An increase in human granulopoietic colony-stimulating activity in human lung cancer cell lines was first demonstrated in 1977 [14]. The activity was shown to be dose-dependent on human bone marrow cells [14], although the mechanism of this phenomenon was not clarified. Recently, various cytokines produced by malignant tumor cells have been demonstrated to induce leukocyte proliferation. G-CSF, granulocyte-macrophage colony-stimulating factor (GM-CSF), macrophage colony-stimulating factor, tumor necrosis factor α (TNF-α), interleukin 1, interleukin 3, and interleukin 6 have been shown to be factors capable of inducing marked leukocytosis. These cytokines are known to facilitate the proliferation, differentiation, and mobilization of neutrophils. Survival of patients with paraneoplastic leukocytosis is very poor, despite the administration of appropriate treatment. One study showed that the prognosis of G-CSF-producing lung cancer was worse than that of non-G-CSF-producing lung cancer [15]. Paraneoplastic leukocytosis could also manifest in the late stages of CSF-producing cancers.

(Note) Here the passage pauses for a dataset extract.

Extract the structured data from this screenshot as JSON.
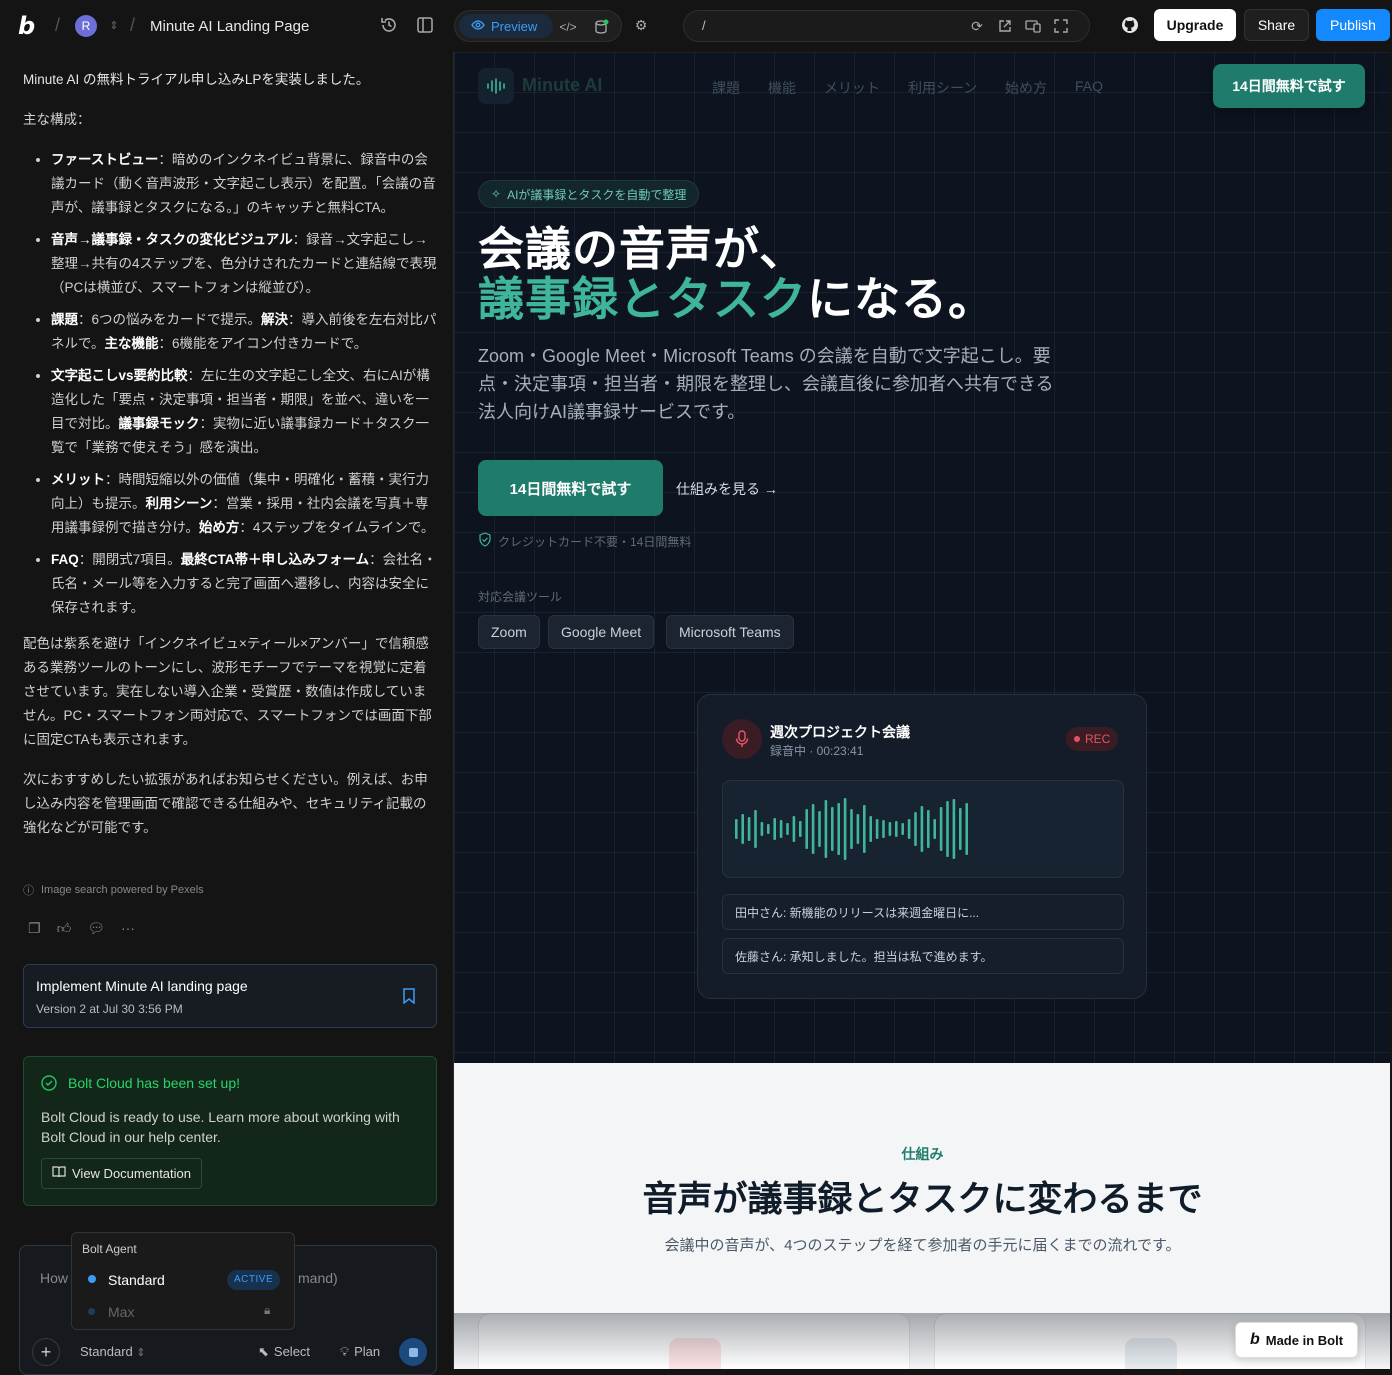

Paraneoplastic leukocytosis has predominantly been demonstrated in lung and gastrointestinal cancers but has also been reported in adenocarcinomas of the breast, brain, ovary, and kidney and in Hodgkin's lymphoma. It rarely occurs in patients with thyroid carcinomas. Table 1 shows the characteristics of reported thyroid carcinomas with paraneoplastic leukocytosis. As in our case, many G-CSF-producing thyroid cancers were anaplastic carcinomas [5], but several cases were squamous or medullary carcinomas [1, 2]. In most cases, patients showed inflammatory symptoms, such as significant elevation of the ESR and CRP levels, without evidence of infection.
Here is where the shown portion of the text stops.